The Free Zones form one of the various international Customs Regimes known as a Suspense Regime. This system allows imported goods to undergo processing or further treatment for eventual re-exportation.

In Ghana, 70 percent of the annual production of goods and services by Free Zones enterprises are for export, while 30 percent are authorised for sale in the local market.

However, the absence of laws that restrict the type and quantity of imported goods into the Free Zones enclave has led to underhand dealings, whereby Free Zones enterprises use their status to import goods and divert them to be sold on the local market, according to the GRA.

“Some form of restriction should be introduced to what is imported into the Free Zones. [We need] an exhaustive list indicating what goods can be imported into the Free Zones.

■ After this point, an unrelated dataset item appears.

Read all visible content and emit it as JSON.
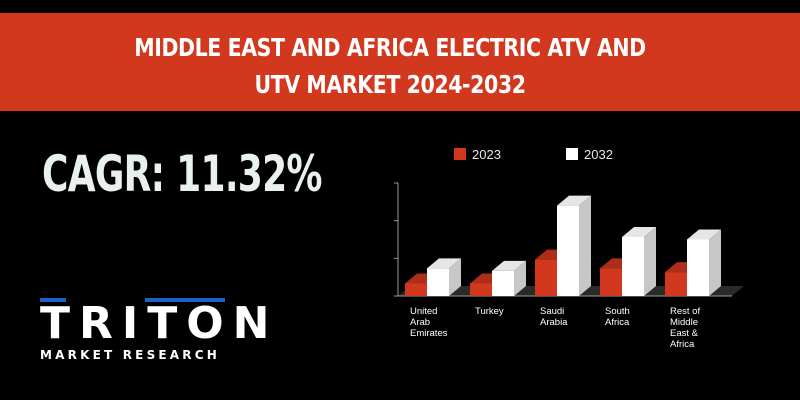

This should be done so as not to kill local initiative and encourage the indigenous entrepreneur,” said Mrs. Sharon Quaye, Collector, GRA Customs, who is the officer in charge of the duty-free diplomatic shop.

She said the unbridled importation of goods by Free Zone entities is a threat to local businesses. “Some imports such as traditionally made bags and artefacts do not augur well for the growth of indigenous business in our country.”

Companies in the Free Zones enclave in Ghana are involved in activities such as cocoa and wood processing, fruit processing, production of petroleum products, and call-centre services.

Another issue that came to the fore at the seminar is the need to upgrade existing port facilities and construct more warehouses around the seaports to enable Ghana beat competition from Côte D’Ivoire, Togo, Benin and Senegal for landlocked cargoes.

This is crucial as transitors need a lot of time to organise transportation of their cargoes to consignees in the landlocked states.

“Due to the numerous benefits of transit trade to the transit countries, many of these countries are keenly competing for the landlocked country cargoes,” Mrs. Quaye said.